We were down to 18 workers. Kristen took off with the dog after about 15 minutes. No chickens, but the dog would do.
So much for my dreams of working the land with my girl.
Instead, I met an amazing assortment of farm hands: a retired dairy farmer married to a city girl; greenies who wanted to learn more about gardening; a young woman whose progressive employer has an organic garden for its employees; an herbalist with an adorable vegetarian son; a young man who thought farming might be his calling (but, quite honestly, I think he changed his mind after he realized the amount of work); and lovely, pleasant people just interested in better understanding sustainability.
After an attempt to divide us into work groups, which quickly dissipated into chaos, we headed to the field. Our tasks:
preparing beds for seeding...
transplanting cool weather crops...
ditch digging (guess who did this?)...
building a compost bed...
Have you ever seen a Jerusalem artichoke? Stay tuned for a recipe using these funky tubers.
I can honestly say that working in a field with strangers makes you instant friends. (Except for the farmer wanna-be who was still raking the same three feet of earth after I had dug an entire trench down the field. Really, he needs to rethink his career path.)
After rounding up my girl from the swing, we cleaned up a bit and headed inside for a gourmet organic lunch, prepared by Chef Heather Kalka.
Have you noticed that I'm fixated with food recently? Maybe it's because we're in the midst of harvest season. Or maybe it's because there's just so much good food and I have no willpower.

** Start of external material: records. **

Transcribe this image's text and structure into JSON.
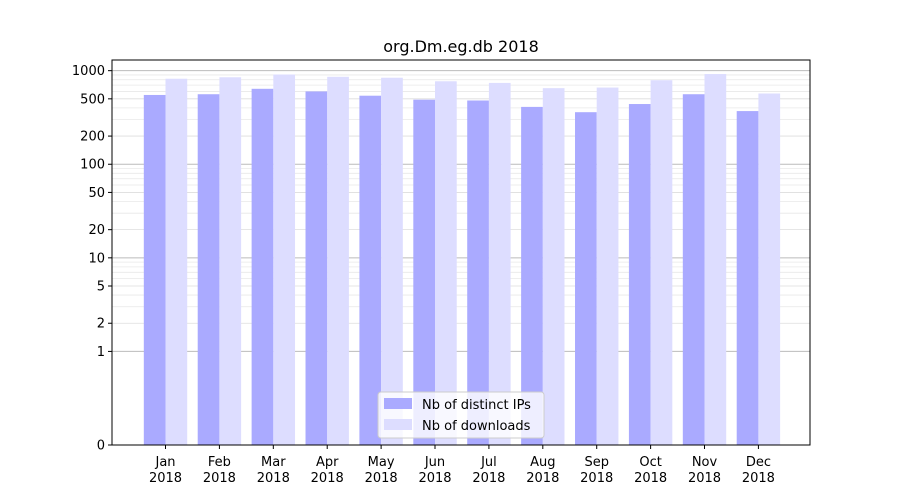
{
  "chart_data": {
    "type": "bar",
    "title": "org.Dm.eg.db 2018",
    "xlabel": "",
    "ylabel": "",
    "yscale": "symlog",
    "ylim": [
      0,
      1300
    ],
    "yticks": [
      0,
      1,
      2,
      5,
      10,
      20,
      50,
      100,
      200,
      500,
      1000
    ],
    "categories": [
      [
        "Jan",
        "2018"
      ],
      [
        "Feb",
        "2018"
      ],
      [
        "Mar",
        "2018"
      ],
      [
        "Apr",
        "2018"
      ],
      [
        "May",
        "2018"
      ],
      [
        "Jun",
        "2018"
      ],
      [
        "Jul",
        "2018"
      ],
      [
        "Aug",
        "2018"
      ],
      [
        "Sep",
        "2018"
      ],
      [
        "Oct",
        "2018"
      ],
      [
        "Nov",
        "2018"
      ],
      [
        "Dec",
        "2018"
      ]
    ],
    "series": [
      {
        "name": "Nb of distinct IPs",
        "color": "#aaaaff",
        "values": [
          550,
          560,
          640,
          600,
          540,
          490,
          480,
          410,
          360,
          440,
          560,
          370
        ]
      },
      {
        "name": "Nb of downloads",
        "color": "#ddddff",
        "values": [
          820,
          850,
          910,
          860,
          840,
          770,
          740,
          650,
          660,
          790,
          920,
          570
        ]
      }
    ],
    "legend_position": "bottom-center",
    "grid": true
  }
}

Anyway, I'm not a vegetarian, but if I had Chef Heather to cook for me—I could be. Amazingly delicious, healthy treats—delicious eggplant spread, scrumptious gnocchi, adorable blueberry tarts...mmmm.
Yes. Just bread. And water.
It was a jailbird diet.
After lunch, Kristen disappeared with the dog—and newly found cat—while we toured the farm. Chris showed us the acres of asparagus, a recently constructed greenhouse, the irrigation system, and my favorite—his experimental woodland garden.
The woodland garden was fascinating, particularly since our property is forested. Kiwis, blueberries, pawpaws, herbs...it was amazing to see what Chris grows in the forest, with only dappled sunlight.
My next venture? Mushrooms. And blueberry bushes throughout our forest.
As Chris wrapped up the tour in the area devoted to a native plants nursery, I heard a strange squeak and saw Kristen racing toward the black cat, Rosemary. As we watched, my darling daughter pried a baby field mouse out of the cat's mouth.
The rest of my farmer buddies now understood I was telling the truth about my daughter.
And her animal obsession.
Well, perhaps she's not going to be a farmer.
But maybe she's more like Half-Pint than I thought.
* 1 pound sunchokes (Jerusalem artichokes)
* An oven-to-table baking dish
* Butter for smearing and dotting the baking dish
* Black pepper, ground fresh from the mill
* 1/4 cup freshly grated Parmigiano-Reggiano cheese
Preheat the oven to 400 degrees Fahrenheit.
Peel the sunchokes and drop them in salted, boiling water. Cook until tender. Drain and cool. Cut into 1/2-inch slices.
Smear the bottom of a baking dish with butter, then place the sunchoke slices in it, arranging them so they overlap slightly. Sprinkle with salt, pepper, and the grated Parmesan, dot with butter and place the dish on the uppermost rack of the preheated oven. Bake until a light golden crust begins to form on top. Allow to settle for a few minutes out of the oven before serving.